Я издал возглас удивления.
- И в двух сентябрьских случаях – то же самое, только сроки разные... Я обратился за разрешением на эксгумацию июльского и первого августовского случая, но почти уверен, что и там будет то же самое...
- И что же это значит? – осторожно спросил я, уже наученный горьким опытом, что задавать подобные вопросы Холмсу, тем более, Холмсу, раздражённому болью, небезопасно.
- Уж что-нибудь, да значит, - откликнулся он – резковато, но вполне мирно. – Хотел бы я знать, что это значит. Последние два трупа обнаружены около одного заведеньица с сомнительной репутацией. Там бойцовый клуб...
- И вы, я вижу, стали его деятельным членом? – укоризненно заметил я, тронув пальцем ссадину на его суставе.
- Это лучший способ сделаться своим у тамошней публики. Но сегодня обнаружился ещё один труп, и когда я склонился над ним, меня ударили сзади.
- А вы успели заметить нападавшего?
- Только в самых общих чертах. И больше всего меня поразило то, что... Ау! Уотсон! Вы - изверг! Дайте дух перевести.
- Я – хирург, - возразил я, чуть улыбнувшись. – И я почти закончил. Сейчас наложу повязку – и всё. Это уже не больно. Как вы себя чувствуете?
- Меня мутит. И очень кружится голова, - честно признался он.
- Это от кровопотери. Я распоряжусь, чтобы вам давали гранатовый сок – он повысит давление, остальное сделают медикаменты.
- Стоп-стоп, - дёрнулся Холмс. – Вы это что, намекаете, что я должен здесь остаться, что ли? У меня были другие планы.
- Вы должны остаться здесь, - с твёрдостью подтвердил я его опасения. – Вычистить до конца такую рану невозможно. Зная вашу реактивность, я ожидаю серьёзного воспаления, придётся снова вмешиваться хирургически – это во-первых. Во-вторых, после обработки и перевязки вы скоро раскиснете – иначе не бывает, вас уже и сейчас знобит. И если в таком состоянии вы и доберётесь до дому, то только на голой амбиции, а кому, спрашивается, это нужно? Я оставлю вас здесь и останусь сам. Вам нужно лечь, принять успокоительное и поспать. Сон вернёт вам силы и потерянную кровь.

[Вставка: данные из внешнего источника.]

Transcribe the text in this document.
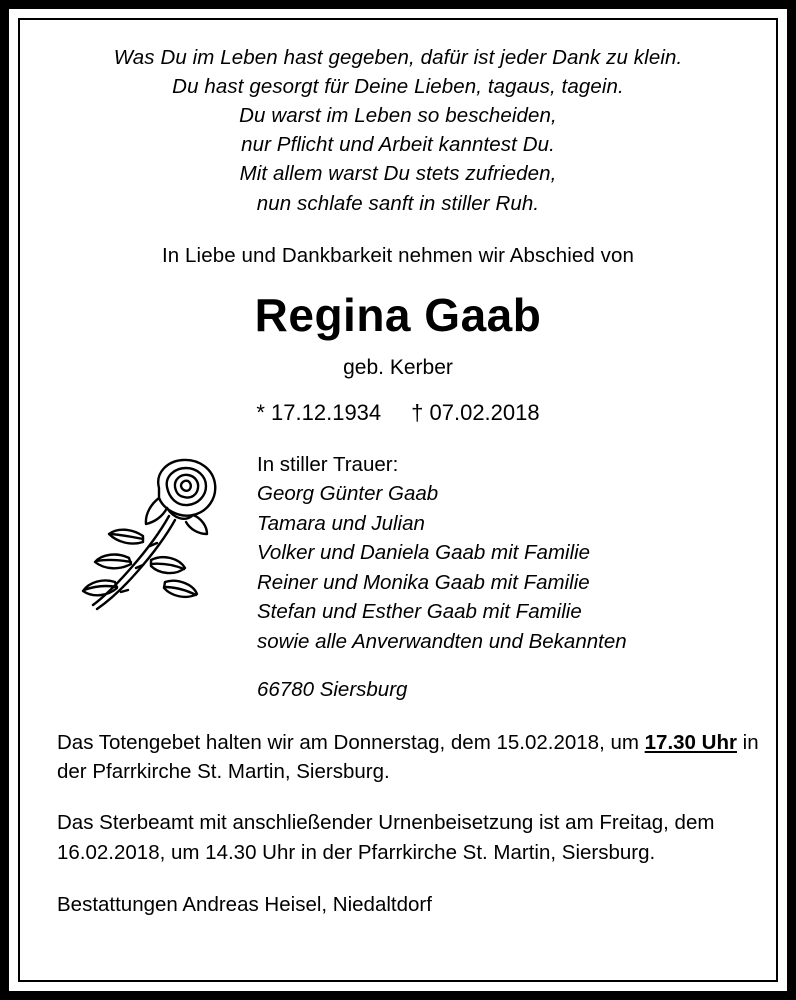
Was Du im Leben hast gegeben, dafür ist jeder Dank zu klein.
Du hast gesorgt für Deine Lieben, tagaus, tagein.
Du warst im Leben so bescheiden,
nur Pflicht und Arbeit kanntest Du.
Mit allem warst Du stets zufrieden,
nun schlafe sanft in stiller Ruh.
In Liebe und Dankbarkeit nehmen wir Abschied von
Regina Gaab
geb. Kerber
* 17.12.1934 † 07.02.2018
In stiller Trauer:
Georg Günter Gaab
Tamara und Julian
Volker und Daniela Gaab mit Familie
Reiner und Monika Gaab mit Familie
Stefan und Esther Gaab mit Familie
sowie alle Anverwandten und Bekannten
66780 Siersburg
Das Totengebet halten wir am Donnerstag, dem 15.02.2018, um 17.30 Uhr in der Pfarrkirche St. Martin, Siersburg.
Das Sterbeamt mit anschließender Urnenbeisetzung ist am Freitag, dem 16.02.2018, um 14.30 Uhr in der Pfarrkirche St. Martin, Siersburg.
Bestattungen Andreas Heisel, Niedaltdorf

Холмс колебался. Но я повидал ранений, был ранен сам, и знал, что он сейчас чувствует: плечо дёргает и горит, поднимается температура, и больше всего на свете хочется лечь под одеяло и не шевелиться... Да, ещё после такой кровопотери должно сильно хотеться пить.
- В палату вам принесут сейчас тёплый чай, - сказал я. – Сам, своими руками принесу, раз уж на то пошло... Так как?

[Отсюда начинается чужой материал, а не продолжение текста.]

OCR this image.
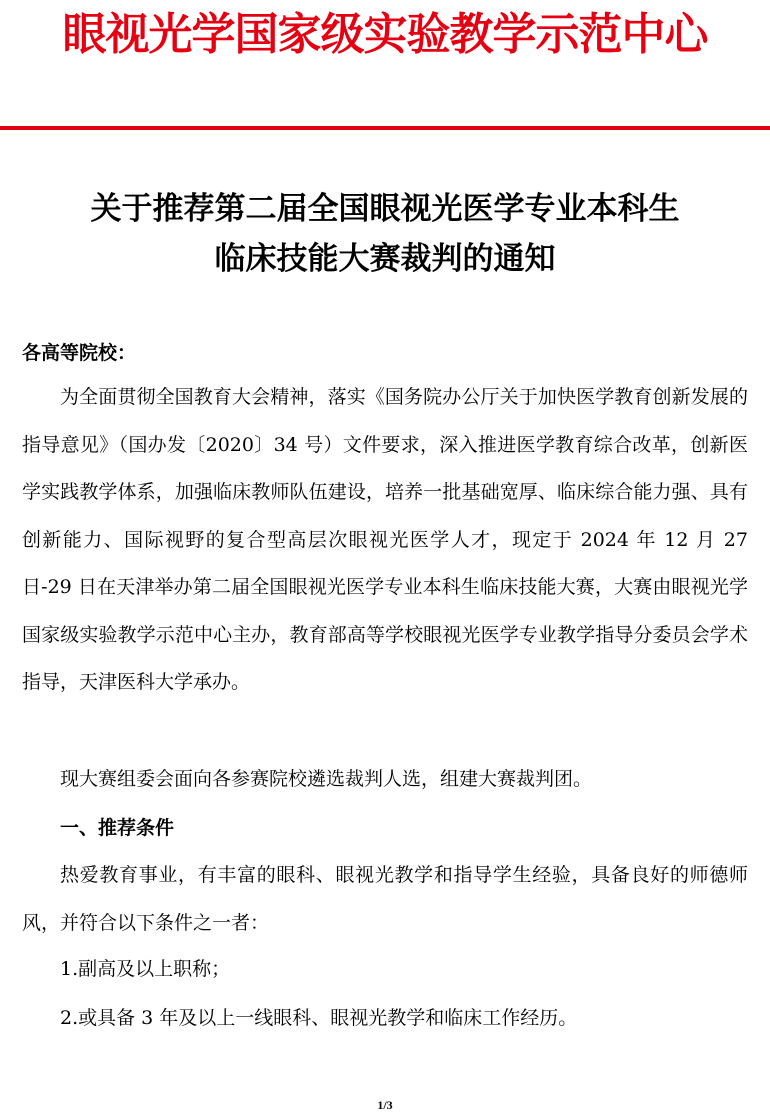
眼视光学国家级实验教学示范中心
关于推荐第二届全国眼视光医学专业本科生
临床技能大赛裁判的通知
各高等院校：

为全面贯彻全国教育大会精神，落实《国务院办公厅关于加快医学教育创新发展的指导意见》（国办发〔2020〕34 号）文件要求，深入推进医学教育综合改革，创新医学实践教学体系，加强临床教师队伍建设，培养一批基础宽厚、临床综合能力强、具有创新能力、国际视野的复合型高层次眼视光医学人才，现定于 2024 年 12 月 27 日-29 日在天津举办第二届全国眼视光医学专业本科生临床技能大赛，大赛由眼视光学国家级实验教学示范中心主办，教育部高等学校眼视光医学专业教学指导分委员会学术指导，天津医科大学承办。

现大赛组委会面向各参赛院校遴选裁判人选，组建大赛裁判团。

一、推荐条件

热爱教育事业，有丰富的眼科、眼视光教学和指导学生经验，具备良好的师德师风，并符合以下条件之一者：

1.副高及以上职称；
2.或具备 3 年及以上一线眼科、眼视光教学和临床工作经历。
1/3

- Вы – искуситель, Уотсон, - он уже заметно дрожал от озноба и слабости.
- Обопритесь о мою руку – я вас провожу в палату.

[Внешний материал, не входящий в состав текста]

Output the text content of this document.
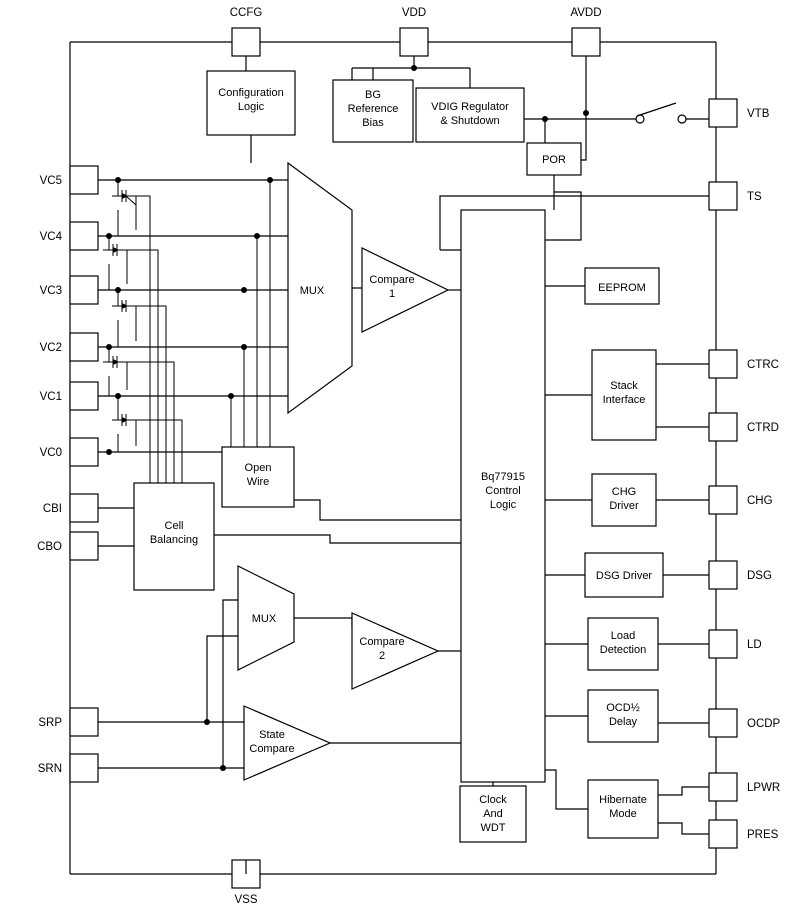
CCFG	VDD	AVDD
VSS
VC5
VC4
VC3
VC2
VC1
VC0
CBI
CBO
SRP
SRN
VTB
TS
CTRC
CTRD
CHG
DSG
LD
OCDP
LPWR
PRES
Configuration
Logic
BG
Reference
Bias
VDIG Regulator
& Shutdown
POR
Open
Wire
Cell
Balancing
Bq77915
Control
Logic
EEPROM
Stack
Interface
CHG
Driver
DSG Driver
Load
Detection
OCD½
Delay
Clock
And
WDT
Hibernate
Mode
MUX
Compare
1
MUX
Compare
2
State
Compare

Сопротивление было сломлено.
- А почему вы здесь, а не дома? – спросил вдруг Холмс, когда мы вышли из приёмной. – Вы стали работать по ночам?
- Да, это здесь обычная практика. Очень своеобразное заведение, Холмс, но мне это как раз и нравится. А резон – налицо. Некоторые больные требуют круглосуточного наблюдения, и лучше, когда хирург-оператор сам и наблюдает послеоперационного. Особенно если операция исследовательская, как вчера, и как сегодня.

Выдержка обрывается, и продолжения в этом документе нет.